If you wish to index into local portion of a distributed array along its parallel axis, you need to index into the MPIArray.local_array.

>>> darr[:] = 1.0
>>> float(darr.local_array[0])
1.0

indexing into non-parallel axes returns an MPIArray with appropriate attributes Slicing could result in a reduction of axis, and a lower parallel axis number

>>> darr = MPIArray((4, mpitools.size), axis=1)
>>> darr[:] = mpitools.rank
>>> (darr[0] == mpitools.rank).all()
array([ True])
>>> darr[0].axis == 0
True

ufunc#

In NumPy, universal functions (or ufuncs) are functions that operate on ndarrays in an element-by-element fashion. MPIArray supports all ufunc calculations, except along the parallel axis.

ufunc Requirements#

  • Every input MPIArray must be distributed along the same axis.

  • If you pass a kwarg axis to the ufunc, it must not be the parallel axis.

ufunc Behaviour#

  • If no output are provided, the results are converted back to MPIArrays. The new array will either be parallel over the same axis as the input MPIArrays, or possibly one axis down if the ufunc is applied via a reduce method (i.e. the shape of the array is reduced by one axis).

  • For operations that normally reduce to a scalar, the scalars will be wrapped into a 1D array distributed across axis 0.

  • shape related attributes will be re-calculated.

ufunc Examples#

Create an array

>>> dist_arr = MPIArray((mpitools.size, 4), axis=0)
>>> dist_arr[:] = mpitools.rank

Element wise summation and .all() reduction

>>> (dist_arr + dist_arr == 2 * mpitools.rank).all()
array([ True])

Element wise multiplication and reduction

>>> (dist_arr * 2 == 2 * mpitools.rank).all()
array([ True])

The distributed axis is unchanged during an elementwise operation

>>> (dist_arr + dist_arr).axis == 0
True

An operation on multiple arrays with different parallel axes is not possible and will result in an exception

>>> (
...     MPIArray((mpitools.size, 4), axis=0) - MPIArray((mpitools.size, 4), axis=1)
... )
Traceback (most recent call last):
    ...
caput.mpiarray.AxisException: Input argument 1 has an incompatible distributed axis.

Summation across a non-parallel axis

>>> (dist_arr.sum(axis=1) == 4 * mpitools.rank).all()
array([ True])

A sum reducing across all axes will reduce across each local array and give a new distributed array with a single element on each rank.

>>> (dist_arr.sum() == 4 * 3 * mpitools.rank).all()
array([ True])
>>> (dist_arr.sum().local_shape) == (1,)
True
>>> (dist_arr.sum().global_shape) == (mpitools.size,)
True

Reduction methods might result in a decrease in the distributed axis number

>>> dist_arr = MPIArray((mpitools.size, 4, 3), axis=1)
>>> dist_arr.sum(axis=0).axis == 0
True

MPI.Comm#

mpi4py.MPI.Comm provides a wide variety of functions for communication across nodes They provide an upper-case and lower-case variant of many functions.
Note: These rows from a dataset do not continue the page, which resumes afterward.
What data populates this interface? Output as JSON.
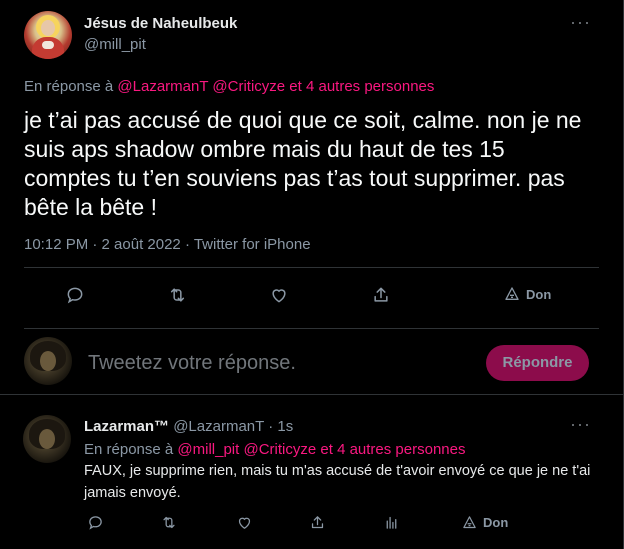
{
  "main_tweet": {
    "author_name": "Jésus de Naheulbeuk",
    "author_handle": "@mill_pit",
    "more_glyph": "···",
    "replying_prefix": "En réponse à",
    "replying_mentions": "@LazarmanT @Criticyze",
    "replying_suffix": "et 4 autres personnes",
    "text": "je t’ai pas accusé de quoi que ce soit, calme. non je ne suis aps shadow ombre mais du haut de tes 15 comptes tu t’en souviens pas t’as tout supprimer. pas bête la bête !",
    "meta": "10:12 PM · 2 août 2022 · Twitter for iPhone",
    "actions": {
      "reply_icon": "reply-icon",
      "retweet_icon": "retweet-icon",
      "like_icon": "heart-icon",
      "share_icon": "share-icon",
      "donate_icon": "tip-icon",
      "donate_label": "Don"
    }
  },
  "composer": {
    "placeholder": "Tweetez votre réponse.",
    "reply_button": "Répondre"
  },
  "reply_tweet": {
    "author_name": "Lazarman™",
    "author_handle": "@LazarmanT",
    "time": "· 1s",
    "more_glyph": "···",
    "replying_prefix": "En réponse à",
    "replying_mentions": "@mill_pit @Criticyze",
    "replying_suffix": "et 4 autres personnes",
    "text": "FAUX, je supprime rien, mais tu m'as accusé de t'avoir envoyé ce que je ne t'ai jamais envoyé.",
    "actions": {
      "donate_label": "Don"
    }
  },
  "colors": {
    "background": "#000000",
    "mention": "#f91880",
    "secondary_text": "#8b98a5",
    "reply_button_bg": "#8c0c4b",
    "divider": "#2f3336"
  }
}
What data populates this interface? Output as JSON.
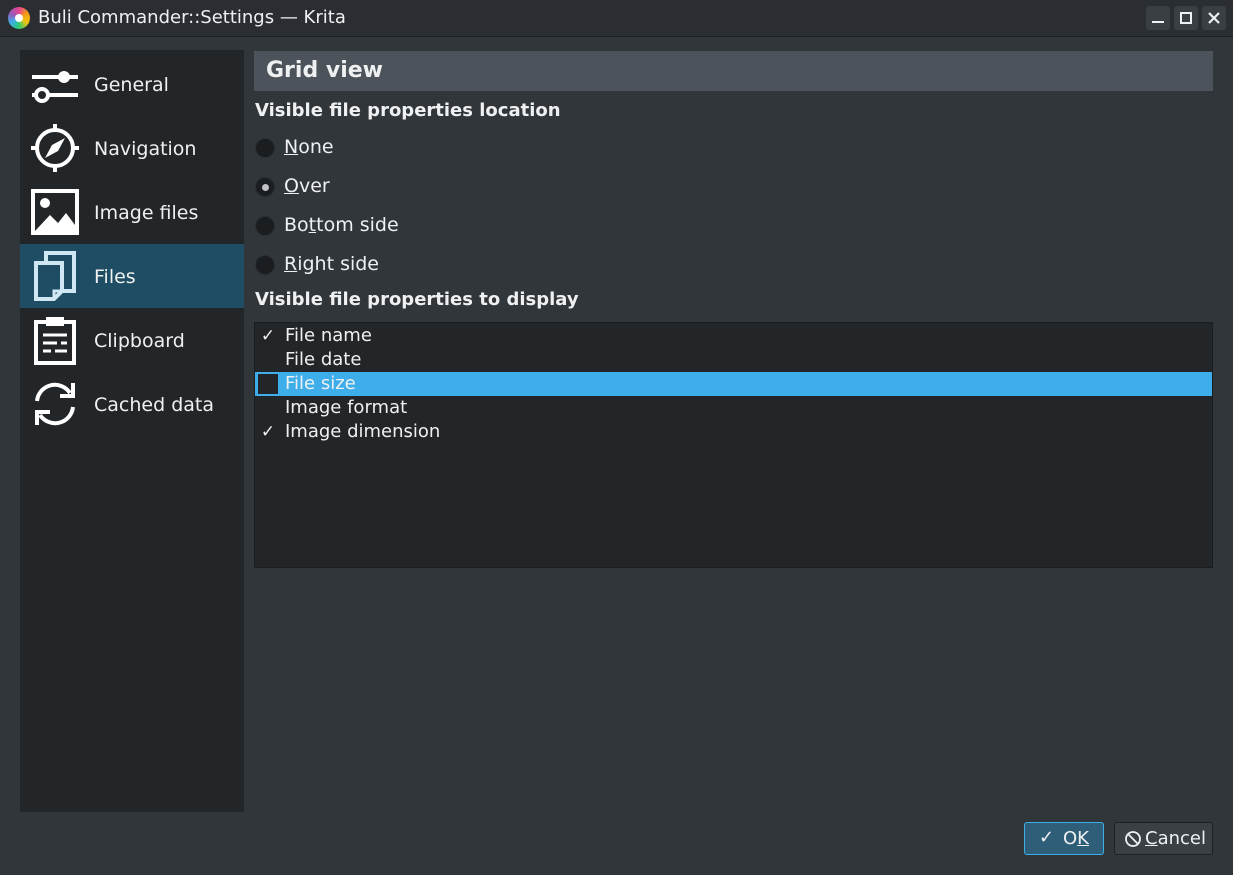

With MPIArrays, please use the uppercase variant of the function. The lower-case variants involve an intermediate pickling process, which can lead to malformed arrays.

Exceptions#

AxisException

Exception for distributed axes related errors with MPIArrays.

UnsupportedOperation

Exception for when an operation cannot be performed with an MPIArray.

Classes#

MPIArray

A numpy-like array distributed across multiple processes.

Functions#

ones(→ MPIArray)

Generate an MPIArray filled with ones.

zeros(→ MPIArray)

Generate an MPIArray filled with zeros.